Friday, January 25, 2013



Stories of eating and cooking from an authentic Chinese food connoisseur.


Subtitled A Sweet-Sour Memoir of Eating in China, British author Fuchsia Dunlop's memoir details her lifelong love affair with Chinese food. She first lived in China in the early 90s, where she found herself becoming so obsessed with the local cuisine that she enrolled as the only foreigner in a Sichuanese cooking school. She went on to write several cookbooks (in English) exploring the complexities and joys of Chinese food. The memoir details her evolution as a cooking student and her career as an ambassador for Chinese food in the West and (of course) includes recipes.

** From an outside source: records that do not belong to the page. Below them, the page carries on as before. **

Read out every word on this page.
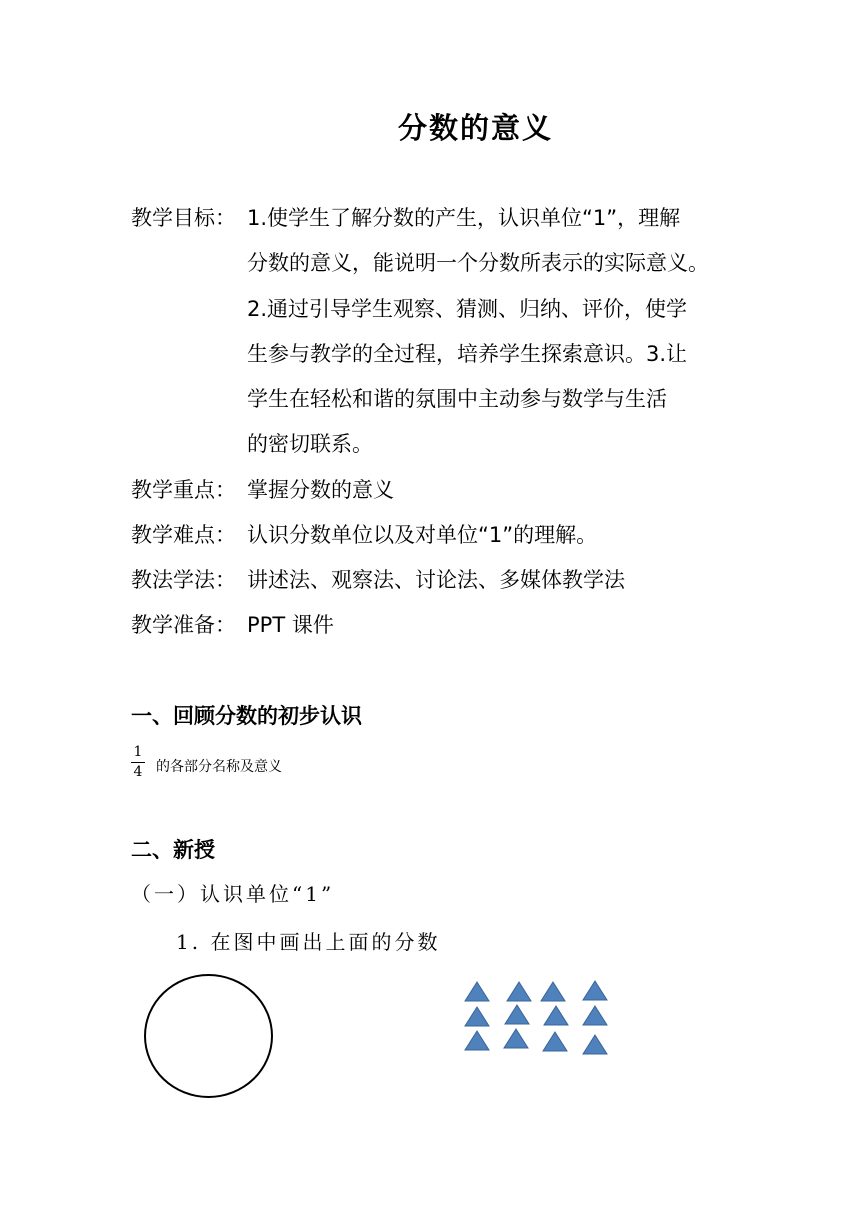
分数的意义
教学目标： 1.使学生了解分数的产生，认识单位“1”，理解
分数的意义，能说明一个分数所表示的实际意义。
2.通过引导学生观察、猜测、归纳、评价，使学
生参与教学的全过程，培养学生探索意识。3.让
学生在轻松和谐的氛围中主动参与数学与生活
的密切联系。
教学重点： 掌握分数的意义
教学难点： 认识分数单位以及对单位“1”的理解。
教法学法： 讲述法、观察法、讨论法、多媒体教学法
教学准备： PPT 课件
一、回顾分数的初步认识
1
4 的各部分名称及意义
二、新授
（一）认识单位“1”
1. 在图中画出上面的分数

Dunlop does not shy away from some of the more unusual ingredients and nose-to-tail eating practices of Chinese cuisine, but she also doesn't make a point of emphasizing dishes that Westerners might consider "gross". She writes candidly about the tendency of travel writers to focus on innards and chicken's feet and dog when Chinese food culture is much more intricate, varied and sophisticated than a sensationalist article can portray. She writes eloquently about the intimate connection between the food and its source in traditional Chinese cooking, a connection that has largely been lost in Western kitchens.

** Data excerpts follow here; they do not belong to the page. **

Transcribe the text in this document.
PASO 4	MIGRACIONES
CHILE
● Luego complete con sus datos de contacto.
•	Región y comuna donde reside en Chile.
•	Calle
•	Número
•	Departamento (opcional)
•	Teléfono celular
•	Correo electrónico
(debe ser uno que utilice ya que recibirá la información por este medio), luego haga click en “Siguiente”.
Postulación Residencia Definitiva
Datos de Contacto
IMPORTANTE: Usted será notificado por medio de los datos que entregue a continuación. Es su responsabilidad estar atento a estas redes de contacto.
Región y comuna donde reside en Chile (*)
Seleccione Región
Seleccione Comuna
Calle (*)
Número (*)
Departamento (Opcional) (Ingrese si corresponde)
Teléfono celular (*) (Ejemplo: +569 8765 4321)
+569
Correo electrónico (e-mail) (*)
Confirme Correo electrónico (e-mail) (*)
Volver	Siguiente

The thing that sets this memoir apart from other odes to food is that Dunlop approaches her subject as both an academic and a fanatic. She describes each dish and cooking practice in meticulous detail, but she also reveals her unbridled passion for eating, savoring, smelling and otherwise enjoying Chinese food. I particularly enjoyed Dunlop's stories of her friendships with various Chinese cooks and foodies. She was able to build entire relationships around memorable meals thanks to the intensity of their shared passions. This is a thorough account of her life's work and, as a true expert, she acknowledges how much more there is to learn about Chinese food.

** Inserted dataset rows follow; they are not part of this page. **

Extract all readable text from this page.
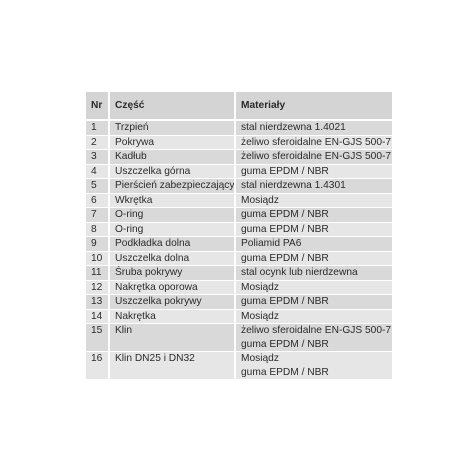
Nr	Część	Materiały
1	Trzpień	stal nierdzewna 1.4021

2	Pokrywa	żeliwo sferoidalne EN-GJS 500-7

3	Kadłub	żeliwo sferoidalne EN-GJS 500-7

4	Uszczelka górna	guma EPDM / NBR

5	Pierścień zabezpieczający	stal nierdzewna 1.4301

6	Wkrętka	Mosiądz

7	O-ring	guma EPDM / NBR

8	O-ring	guma EPDM / NBR

9	Podkładka dolna	Poliamid PA6

10	Uszczelka dolna	guma EPDM / NBR

11	Śruba pokrywy	stal ocynk lub nierdzewna

12	Nakrętka oporowa	Mosiądz

13	Uszczelka pokrywy	guma EPDM / NBR

14	Nakrętka	Mosiądz

15	Klin	żeliwo sferoidalne EN-GJS 500-7
guma EPDM / NBR

16	Klin DN25 i DN32	Mosiądz
guma EPDM / NBR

Fuchsia Dunlop's website has many food-related blog posts and information about her cookbooks.


I purchased the paperback version at Dunlop's HK Literary Festival workshop. The e-book edition apparently doesn't exist, which is, frankly, inexcusable (on the part of the publisher) for a book that came out less than 5 years ago.


What's your favorite Chinese food dish? Would you describe your relationship with food as intensely passionate? How does food affect the way you relate to people?

1 comment:

  1. Hi katbit. Shark's Fin and Sichuan Pepper is the title of the book. This is a book review blog, not a food review blog. I am not encouraging anyone to eat anything in particular.